Another man walks out of the building and greets us. Tea is just ready (that’s why we had to hurry) and he invites us all in. We enter a little room with a non-stop playing satellite TV and a cosy salon. In the middle of their comfortable living room stands a big bloc of metal with little lights and switches; it’s the rail track control panel. My two friends don’t seem to paying any attention to the violently flickering warning lights, and start to chat to each other. When I interrupt them and ask if they shouldn’t pay a bit more attention on what is going on the instrument board, they laugh and wave away my remark.
“It’s been two weeks since the last train past” says Lakim “Our job is to change the tracks but there is some problem with the track up north, so no trains are riding from Aqaba to the capital (Amman) in the north”.
I ask them if I can take a look at the control panel. With only two track changers this control board doesn’t look that complicated. The guys start to turn switches around on the panel for fun and allow me to join. We goof around a few minutes on the control panel and go for a second round of very sweet tea afterwards.
The two guys are clearly having a good time.
“We’re both from around Wadi Rum,” explains Lakim to me. ”I’m saying around because we are Bedouins of course! This job pays the bills which is good because the tourist don’t come in big numbers like they used to!”

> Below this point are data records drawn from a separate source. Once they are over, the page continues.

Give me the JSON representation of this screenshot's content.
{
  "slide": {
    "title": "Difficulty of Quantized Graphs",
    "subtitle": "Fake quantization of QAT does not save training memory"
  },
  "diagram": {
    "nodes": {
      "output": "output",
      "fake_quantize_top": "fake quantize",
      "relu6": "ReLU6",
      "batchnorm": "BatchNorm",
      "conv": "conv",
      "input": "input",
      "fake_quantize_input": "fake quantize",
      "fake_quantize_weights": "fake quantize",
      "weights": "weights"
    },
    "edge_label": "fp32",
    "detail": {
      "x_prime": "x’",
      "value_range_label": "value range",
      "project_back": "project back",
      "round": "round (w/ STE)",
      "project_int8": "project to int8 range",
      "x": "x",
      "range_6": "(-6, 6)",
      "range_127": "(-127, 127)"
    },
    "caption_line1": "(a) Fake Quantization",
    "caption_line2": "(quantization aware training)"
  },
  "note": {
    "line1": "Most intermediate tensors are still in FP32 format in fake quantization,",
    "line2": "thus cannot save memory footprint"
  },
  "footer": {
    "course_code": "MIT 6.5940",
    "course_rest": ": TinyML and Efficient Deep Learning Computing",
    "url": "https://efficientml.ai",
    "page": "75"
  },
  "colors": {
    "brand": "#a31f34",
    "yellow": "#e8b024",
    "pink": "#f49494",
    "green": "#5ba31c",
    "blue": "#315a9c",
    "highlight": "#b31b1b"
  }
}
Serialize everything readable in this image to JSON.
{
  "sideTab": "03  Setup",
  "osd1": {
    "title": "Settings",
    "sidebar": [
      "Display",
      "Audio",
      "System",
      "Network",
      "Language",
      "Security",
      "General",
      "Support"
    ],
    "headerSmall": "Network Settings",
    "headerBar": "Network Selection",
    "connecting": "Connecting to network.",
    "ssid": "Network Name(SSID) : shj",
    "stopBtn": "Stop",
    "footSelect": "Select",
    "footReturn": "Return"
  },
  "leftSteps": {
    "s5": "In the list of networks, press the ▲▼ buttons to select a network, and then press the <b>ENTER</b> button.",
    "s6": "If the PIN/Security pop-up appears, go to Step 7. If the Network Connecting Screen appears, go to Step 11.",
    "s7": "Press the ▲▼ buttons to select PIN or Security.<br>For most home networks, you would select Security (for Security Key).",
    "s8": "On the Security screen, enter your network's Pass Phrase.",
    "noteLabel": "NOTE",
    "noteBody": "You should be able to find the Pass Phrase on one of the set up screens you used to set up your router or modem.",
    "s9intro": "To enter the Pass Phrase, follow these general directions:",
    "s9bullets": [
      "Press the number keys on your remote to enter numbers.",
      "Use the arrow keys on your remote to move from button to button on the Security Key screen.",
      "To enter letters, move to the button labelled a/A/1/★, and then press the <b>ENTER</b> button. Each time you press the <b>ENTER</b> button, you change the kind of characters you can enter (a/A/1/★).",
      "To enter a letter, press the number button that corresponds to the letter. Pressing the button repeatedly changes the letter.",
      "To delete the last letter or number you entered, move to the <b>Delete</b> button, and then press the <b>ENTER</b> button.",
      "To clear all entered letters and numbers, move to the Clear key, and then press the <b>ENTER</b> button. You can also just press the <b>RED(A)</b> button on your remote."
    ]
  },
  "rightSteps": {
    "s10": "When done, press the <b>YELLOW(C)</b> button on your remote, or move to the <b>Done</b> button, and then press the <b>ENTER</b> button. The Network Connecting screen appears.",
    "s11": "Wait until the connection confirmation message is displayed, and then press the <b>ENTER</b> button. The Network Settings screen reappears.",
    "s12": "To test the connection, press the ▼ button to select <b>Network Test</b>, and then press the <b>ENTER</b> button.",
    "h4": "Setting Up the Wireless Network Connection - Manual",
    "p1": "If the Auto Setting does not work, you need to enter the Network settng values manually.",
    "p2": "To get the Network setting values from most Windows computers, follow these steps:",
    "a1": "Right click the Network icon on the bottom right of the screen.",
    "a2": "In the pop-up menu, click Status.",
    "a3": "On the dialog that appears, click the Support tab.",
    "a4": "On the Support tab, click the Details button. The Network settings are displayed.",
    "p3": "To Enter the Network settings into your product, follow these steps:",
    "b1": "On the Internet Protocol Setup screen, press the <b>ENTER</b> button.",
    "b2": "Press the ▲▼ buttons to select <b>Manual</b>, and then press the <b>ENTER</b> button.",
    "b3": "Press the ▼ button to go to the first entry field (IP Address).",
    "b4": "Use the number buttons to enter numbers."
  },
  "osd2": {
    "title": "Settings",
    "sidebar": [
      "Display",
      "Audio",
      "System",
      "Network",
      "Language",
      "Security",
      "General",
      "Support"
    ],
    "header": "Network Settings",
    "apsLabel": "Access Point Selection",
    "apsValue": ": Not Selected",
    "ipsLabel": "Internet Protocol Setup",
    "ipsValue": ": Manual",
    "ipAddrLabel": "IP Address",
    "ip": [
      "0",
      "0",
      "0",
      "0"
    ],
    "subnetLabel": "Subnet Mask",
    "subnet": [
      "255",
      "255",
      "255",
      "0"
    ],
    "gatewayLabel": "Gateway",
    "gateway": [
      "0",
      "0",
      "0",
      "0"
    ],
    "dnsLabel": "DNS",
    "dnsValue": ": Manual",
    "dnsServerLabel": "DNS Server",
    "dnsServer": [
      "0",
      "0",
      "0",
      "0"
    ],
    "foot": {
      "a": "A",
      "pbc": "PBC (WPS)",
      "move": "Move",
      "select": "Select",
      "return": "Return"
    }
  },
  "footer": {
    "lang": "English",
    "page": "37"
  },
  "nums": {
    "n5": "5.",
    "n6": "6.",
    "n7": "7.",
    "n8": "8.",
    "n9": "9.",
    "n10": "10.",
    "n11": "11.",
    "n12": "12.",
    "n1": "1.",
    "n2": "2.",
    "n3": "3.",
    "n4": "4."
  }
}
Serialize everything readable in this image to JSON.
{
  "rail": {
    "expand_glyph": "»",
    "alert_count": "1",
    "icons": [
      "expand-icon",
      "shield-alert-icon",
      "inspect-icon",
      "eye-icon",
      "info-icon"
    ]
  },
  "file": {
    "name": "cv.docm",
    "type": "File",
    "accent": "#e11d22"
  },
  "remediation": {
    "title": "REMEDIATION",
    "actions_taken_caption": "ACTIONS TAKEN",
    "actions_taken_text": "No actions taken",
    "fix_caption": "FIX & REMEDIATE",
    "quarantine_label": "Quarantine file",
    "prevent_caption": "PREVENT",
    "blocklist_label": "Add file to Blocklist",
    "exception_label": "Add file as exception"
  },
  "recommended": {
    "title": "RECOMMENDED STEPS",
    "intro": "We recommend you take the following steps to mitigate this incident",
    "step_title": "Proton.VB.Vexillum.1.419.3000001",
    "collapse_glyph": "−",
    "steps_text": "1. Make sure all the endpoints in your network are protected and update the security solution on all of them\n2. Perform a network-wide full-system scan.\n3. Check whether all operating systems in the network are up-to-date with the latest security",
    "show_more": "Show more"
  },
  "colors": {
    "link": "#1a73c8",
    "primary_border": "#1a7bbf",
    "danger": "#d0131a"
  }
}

Their job in the control room doesn’t demand a lot of effort and it offers them a steady pay. In between the two trains that pass every day the two friends can chat and gossip all day long.
I ask them about the steam train outside. It appears to be used for the movie “Lawrence of Arabia” in 1962.
It had to stand for a Turkish train but I can see on the markings that it’s actually a Japanese train. When they see my camera they oblige me to have an extensive photo shoot in front, on top and inside the famous train.
I continue my road to Petra, the old city of the Nabataeans and famous for its rock hew treasury. I find a small hotel and decide to spend a few days around this ancient archaeological treasure. The weather is not what you would expect from Jordan. It’s cold, very cold and it’s even snowing. In summer it can become very hot but in wintertime, apparently terribly cold.
Petra is a gold mine for tourist hustlers. The whole archaeological site is full of tourist booby-traps. Nobody is safe from the horse rides. “Included in the ticket, my friend” all the Bedouin horsemen say convincingly. But you know they will expect some kind of tip. There are also a bunch of small kids who try to sell postcards or little necklaces. One cheeky rascal even tries to put his goods inside my pockets
“It’s a gift! For you, I love you!” he says with big innocent eyes. He almost got me there. But I know it’s one of his many tricks and I refuse it. (For the people who have less experience with these tourist traps, just a small heads-up: it’s not really a gift, they’ll come and ask for their money later.). After I refuse the big innocent eyes become narrow and vicious: ”you’re a bad, very bad person”.
I smile to him. I couldn’t care less. It’s sad to see these kids using their excellent English skills just for begging.